Diffusé sur les réseaux sociaux, l’appel spontané du collectif antifasciste « la Nuée » a été entendu. Comme dans une vingtaine d’autres villes françaises – jusqu’à Montbéliard, certain·e·s comtois·e·s avaient en effet exprimé leur volonté de célébrer la disparition de Jean-Marie le Pen, annoncée au cours de la journée. Délais courts, date en pleine semaine et rigueur d’un hiver froid et pluvieux n’ont pas freiné la témérité des fêtard·e·s, incluant une bonne part d’étudiant·e·s. Au final, près d’une centaine de personnes étaient ainsi réunies au plus fort de l’évènement, de 20h00 à minuit au kiosque Granvelle. Musique dont le titre-phare « la jeunesse emmerde le Front National » et slogans comme « Besac antifa » ont accompagné la petite sauterie, au gré des bouteilles de champagne et amuse-gueules.
Un évènement surtout symbolique, mais relais d’une tradition militante tenace. Dans ses mémoires, le Pen avait relaté son passage dans la cité en 1955 : « Fait extraordinaire, ma salle est presque vide. Un local me propose d’aller porter la contradiction au ministre socialiste Minjoz, qui réunit au même moment 5 000 personnes. J’y vais et je suis accueilli par un Minjoz aimable et aphone, qui m’invite à la tribune auprès de lui et me cède la parole […]. Je n’aurai pas le temps de prononcer un mot. La foule se lève, furieuse. Heureusement les bûcherons du service d’ordre socialiste, des monstres de deux mètres de haut, parviennent à m’exfiltrer. Je plonge dans ma voiture, une onze chevaux Citroën, mais la foule a suivi, la retourne, elle y met le feu. Je réussis à sortir, et là ils me laissent aller, sous les huées, trop content de m’en tirer ».

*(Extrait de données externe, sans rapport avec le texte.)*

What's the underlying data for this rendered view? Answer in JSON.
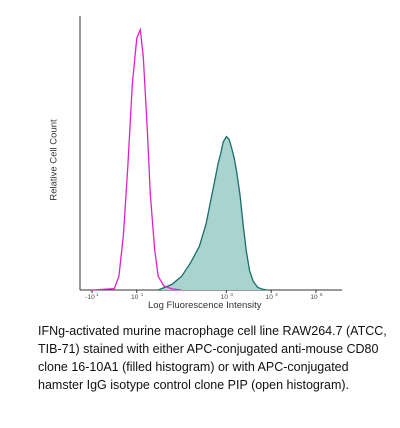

Sur place les discussions allaient donc bon train, l’occasion d’un point sur la situation du pays depuis. Pour beaucoup, la communication des officiel·le·s a été un véritable choc. « Pas mal de commentaires allaient dans la litote, la réhabilitation, voire la promotion de papy facho. Par exemple, le premier ministre François Bayrou a résumé ses ignominies en les qualifiant de simples “polémiques”. On parle quand même d’un type qui a supplicié des civils, fondé un parti avec des nazis, fut de nombreuses fois condamné, dont pour incitation à la haine et contestation de crimes contre l’humanité » s’emporte Léna. « Cette figure majeure de l’extrême-droite est morte, au moment où ses doctrines triomphent. On trinque pour que ses thèses nauséabondes le suivent dans la tombe, mais il faudra surtout se battre massivement dans la rue ! » complétait Arthur.
Une dénonciation ferme, qui tranche avec une partie de la classe politique et médiatique, oscillant entre mansuétude et discrétion, y compris dans la région. Si, sans surprise, les instances et parlementaires « Rassemblement National » ont été unanimes dans leurs hommages, en revanche, peu d’élu·e·s et de représentant·e·s notamment à gauche ont manifesté une opinion aussi claire qu’en 2002. Seule voix notable, « l’insoumise » Séverine Véziès assumera : « Que ses idées racistes, antisémites, haineuses, misogynes, réactionnaires et anti-pauvres brûlent en enfer avec lui. Je pense à toutes celleux qu’il a torturés en Algérie, à toutes celleux qui depuis des décennies subissent les égouts de sa pensée ». Un axe que maîtrise l’historien Fabrice Riceputi, qui tente lui aussi de faire émerger quelques vérités depuis la capitale comtoise.
Image d’illustration : Aperçu de quelques fêtard·e·s célébrant la mort de Jean-Marie le Pen, au sein du kiosque Granvelle.